Przez te 5 ostatnich remisów, a szczególnie ten ostatni zapewne było nerwowo do samego końca.
– Jasne, to chyba zrozumiałe. Wydaje mi się, że rozgrywaliśmy wcześniej lepsze spotkania, a nie zdobywaliśmy 3 punktów. Tym razem zagraliśmy trochę za nerwowo, a mimo to mamy zwycięstwo.
Co sądzisz o pierwszym golu w Premier League Henrikha Mkhitaryana?
– Piękne uderzenie, kapitalnie to wykończył. Jest niesamowicie utalentowanym, inteligentnym piłkarzem, a do tego dobrym kolegą klubowym. Wykorzystał swoją szansę, dał nam zwycięstwo.
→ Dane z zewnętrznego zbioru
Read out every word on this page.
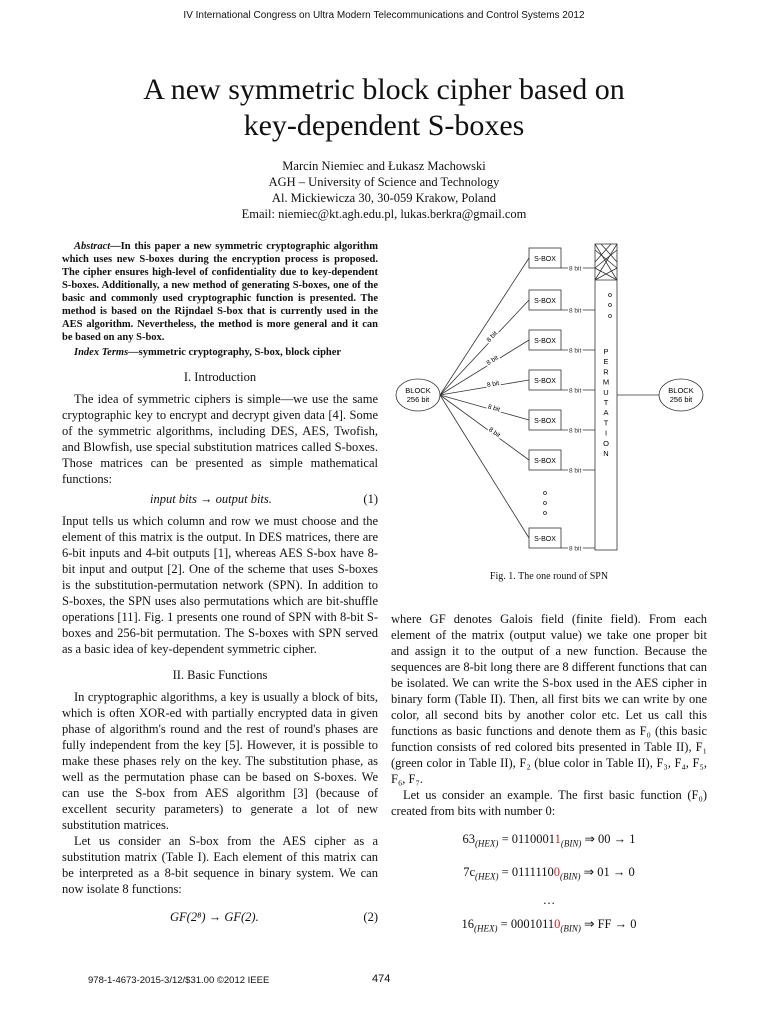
IV International Congress on Ultra Modern Telecommunications and Control Systems 2012
A new symmetric block cipher based on
key-dependent S-boxes
Marcin Niemiec and Łukasz Machowski
AGH – University of Science and Technology
Al. Mickiewicza 30, 30-059 Krakow, Poland
Email: niemiec@kt.agh.edu.pl, lukas.berkra@gmail.com

Abstract—In this paper a new symmetric cryptographic algorithm which uses new S-boxes during the encryption process is proposed. The cipher ensures high-level of confidentiality due to key-dependent S-boxes. Additionally, a new method of generating S-boxes, one of the basic and commonly used cryptographic function is presented. The method is based on the Rijndael S-box that is currently used in the AES algorithm. Nevertheless, the method is more general and it can be based on any S-box.

Index Terms—symmetric cryptography, S-box, block cipher

I. Introduction

The idea of symmetric ciphers is simple—we use the same cryptographic key to encrypt and decrypt given data [4]. Some of the symmetric algorithms, including DES, AES, Twofish, and Blowfish, use special substitution matrices called S-boxes. Those matrices can be presented as simple mathematical functions:

input bits → output bits.	(1)

Input tells us which column and row we must choose and the element of this matrix is the output. In DES matrices, there are 6-bit inputs and 4-bit outputs [1], whereas AES S-box have 8-bit input and output [2]. One of the scheme that uses S-boxes is the substitution-permutation network (SPN). In addition to S-boxes, the SPN uses also permutations which are bit-shuffle operations [11]. Fig. 1 presents one round of SPN with 8-bit S-boxes and 256-bit permutation. The S-boxes with SPN served as a basic idea of key-dependent symmetric cipher.

II. Basic Functions

In cryptographic algorithms, a key is usually a block of bits, which is often XOR-ed with partially encrypted data in given phase of algorithm's round and the rest of round's phases are fully independent from the key [5]. However, it is possible to make these phases rely on the key. The substitution phase, as well as the permutation phase can be based on S-boxes. We can use the S-box from AES algorithm [3] (because of excellent security parameters) to generate a lot of new substitution matrices.

Let us consider an S-box from the AES cipher as a substitution matrix (Table I). Each element of this matrix can be interpreted as a 8-bit sequence in binary system. We can now isolate 8 functions:

GF(2⁸) → GF(2).	(2)
S-BOX
8 bit
S-BOX
8 bit
8 bit	S-BOX
8 bit
8 bit
S-BOX
8 bit
8 bit
S-BOX
8 bit
8 bit
S-BOX
8 bit
8 bit
S-BOX
8 bit
BLOCK
256 bit
BLOCK
256 bit
P
E
R
M
U
T
A
T
I
O
N
Fig. 1. The one round of SPN

where GF denotes Galois field (finite field). From each element of the matrix (output value) we take one proper bit and assign it to the output of a new function. Because the sequences are 8-bit long there are 8 different functions that can be isolated. We can write the S-box used in the AES cipher in binary form (Table II). Then, all first bits we can write by one color, all second bits by another color etc. Let us call this functions as basic functions and denote them as F₀ (this basic function consists of red colored bits presented in Table II), F₁ (green color in Table II), F₂ (blue color in Table II), F₃, F₄, F₅, F₆, F₇.

Let us consider an example. The first basic function (F₀) created from bits with number 0:

$63_{(HEX)} = 01100011_{(BIN)}$ ⇒ 00 → 1
$7c_{(HEX)} = 01111100_{(BIN)}$ ⇒ 01 → 0
…
$16_{(HEX)} = 00010110_{(BIN)}$ ⇒ FF → 0
978-1-4673-2015-3/12/$31.00 ©2012 IEEE	474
Mam nadzieję, że jego kontuzja nie jest poważna.
Dobrze prezentowaliście się od strony mentalnej w tym spotkaniu, jak to wyglądało z murawy?
– Wyglądaliśmy naprawdę nieźle. Każdy wiedział co ma robić, nie daliśmy się wciągnąć w brutalną grę Tottenhamu, a mimo to nie odstawialiśmy nóg. Walczyliśmy i wyszarpaliśmy te 3 punkty przeciwko naprawdę znakomitej drużynie.